The concept of adjusting cost sharing based on potential health care cost reductions does have some serious flaws. Just reading this study demonstrates that the administrative complexities are great even with the simple intervention of cholesterol-lowering drugs. It is unlikely that the data required for more complex clinical situations would be readily forthcoming, not to mention the complexity of pre-assigning patients in variable cost-sharing categories. This bird likely will never fly.
Another serious concern is that this study, by design, looked at the financial impact of benefit-based-copayments while seemingly dismissing, as a trade-off, the negative clinical impact that a drug-spending-neutral shift in copayments would produce.
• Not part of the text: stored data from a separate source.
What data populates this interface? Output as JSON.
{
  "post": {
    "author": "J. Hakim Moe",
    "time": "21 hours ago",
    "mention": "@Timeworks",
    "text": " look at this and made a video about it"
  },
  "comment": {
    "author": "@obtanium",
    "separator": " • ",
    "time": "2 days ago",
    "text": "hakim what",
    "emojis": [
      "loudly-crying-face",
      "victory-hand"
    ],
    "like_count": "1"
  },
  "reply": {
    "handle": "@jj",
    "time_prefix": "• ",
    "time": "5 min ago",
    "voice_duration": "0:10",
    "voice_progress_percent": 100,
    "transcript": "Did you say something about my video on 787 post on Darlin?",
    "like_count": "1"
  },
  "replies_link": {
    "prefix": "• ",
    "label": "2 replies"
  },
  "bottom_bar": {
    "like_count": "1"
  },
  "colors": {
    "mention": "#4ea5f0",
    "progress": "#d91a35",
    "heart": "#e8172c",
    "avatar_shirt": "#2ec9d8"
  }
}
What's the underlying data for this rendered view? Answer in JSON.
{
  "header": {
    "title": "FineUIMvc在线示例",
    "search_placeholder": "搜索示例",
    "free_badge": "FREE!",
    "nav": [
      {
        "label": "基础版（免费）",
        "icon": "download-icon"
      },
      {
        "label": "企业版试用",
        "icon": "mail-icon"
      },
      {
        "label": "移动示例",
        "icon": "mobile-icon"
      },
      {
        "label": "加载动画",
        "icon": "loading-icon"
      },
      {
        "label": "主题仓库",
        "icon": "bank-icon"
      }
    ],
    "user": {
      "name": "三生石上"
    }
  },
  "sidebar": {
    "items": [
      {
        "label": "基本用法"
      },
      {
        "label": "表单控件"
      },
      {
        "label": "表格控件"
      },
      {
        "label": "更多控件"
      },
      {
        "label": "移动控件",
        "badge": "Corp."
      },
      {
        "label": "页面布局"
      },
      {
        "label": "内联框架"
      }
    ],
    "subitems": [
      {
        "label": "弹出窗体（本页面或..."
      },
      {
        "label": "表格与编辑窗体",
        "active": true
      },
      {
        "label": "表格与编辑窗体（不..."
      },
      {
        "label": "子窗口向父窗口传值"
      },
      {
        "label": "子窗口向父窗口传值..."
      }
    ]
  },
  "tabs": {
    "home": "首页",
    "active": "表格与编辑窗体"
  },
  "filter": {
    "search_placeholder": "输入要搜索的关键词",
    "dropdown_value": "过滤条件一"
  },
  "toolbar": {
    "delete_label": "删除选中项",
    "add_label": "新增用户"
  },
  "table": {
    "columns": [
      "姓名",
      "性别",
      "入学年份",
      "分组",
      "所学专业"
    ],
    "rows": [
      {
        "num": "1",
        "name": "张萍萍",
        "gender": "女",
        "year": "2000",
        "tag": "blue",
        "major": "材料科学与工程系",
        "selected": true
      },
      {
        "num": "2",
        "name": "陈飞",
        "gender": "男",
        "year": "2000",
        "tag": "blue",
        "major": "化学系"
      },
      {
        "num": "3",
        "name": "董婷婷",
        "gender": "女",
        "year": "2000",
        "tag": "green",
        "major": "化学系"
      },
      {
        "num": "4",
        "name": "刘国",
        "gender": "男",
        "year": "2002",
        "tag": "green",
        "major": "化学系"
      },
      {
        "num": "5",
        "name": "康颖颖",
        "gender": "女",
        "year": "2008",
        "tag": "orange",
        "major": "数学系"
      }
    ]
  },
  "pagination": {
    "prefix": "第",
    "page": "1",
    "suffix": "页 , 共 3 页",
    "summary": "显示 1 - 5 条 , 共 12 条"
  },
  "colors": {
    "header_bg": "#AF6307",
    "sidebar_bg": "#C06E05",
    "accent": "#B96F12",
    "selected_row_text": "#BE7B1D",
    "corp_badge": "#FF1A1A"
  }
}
That is, in eliminating copayments for high- and medium-risk groups, the copayments for the low-risk group were increased from $10 to $22 in order to keep the total spending for this drug benefit budget-neutral. That $12 increase in copayments saves the health plan $280 million, but for this low-risk group, it results in 10,406 additional hospitalizations and 5,082 additional ED visits. That doesn’t even include additional morbidity and mortality.
As to the focus of the study, the authors state, “…more importantly, these benefits can be achieved without increasing a health plan’s pharmacy costs.”
They didn’t even look at a scenario that would have eliminated copayments for the low risk group. That would have increased plan costs even more, but how many hospitalizations would it have prevented?
The most fundamental flaw of consumer-directed health care is that it depends on demand-side spending control that reduces utilization of truly beneficial services. A single-payer national health insurance program would depend on more carefully targeted and patient-friendly supply-side mechanisms of containing health care costs.
For their next study, instead of defining demand-side mechanisms that would reduce health plan spending at a cost of reduced patient access, RAND should study supply-side mechanisms that would improve resource allocation for all of us, perhaps starting with the reduction of detrimental high-tech excesses that impair both quality and outcomes. Reducing costs while improving outcomes would certainly provide us with greater health care value.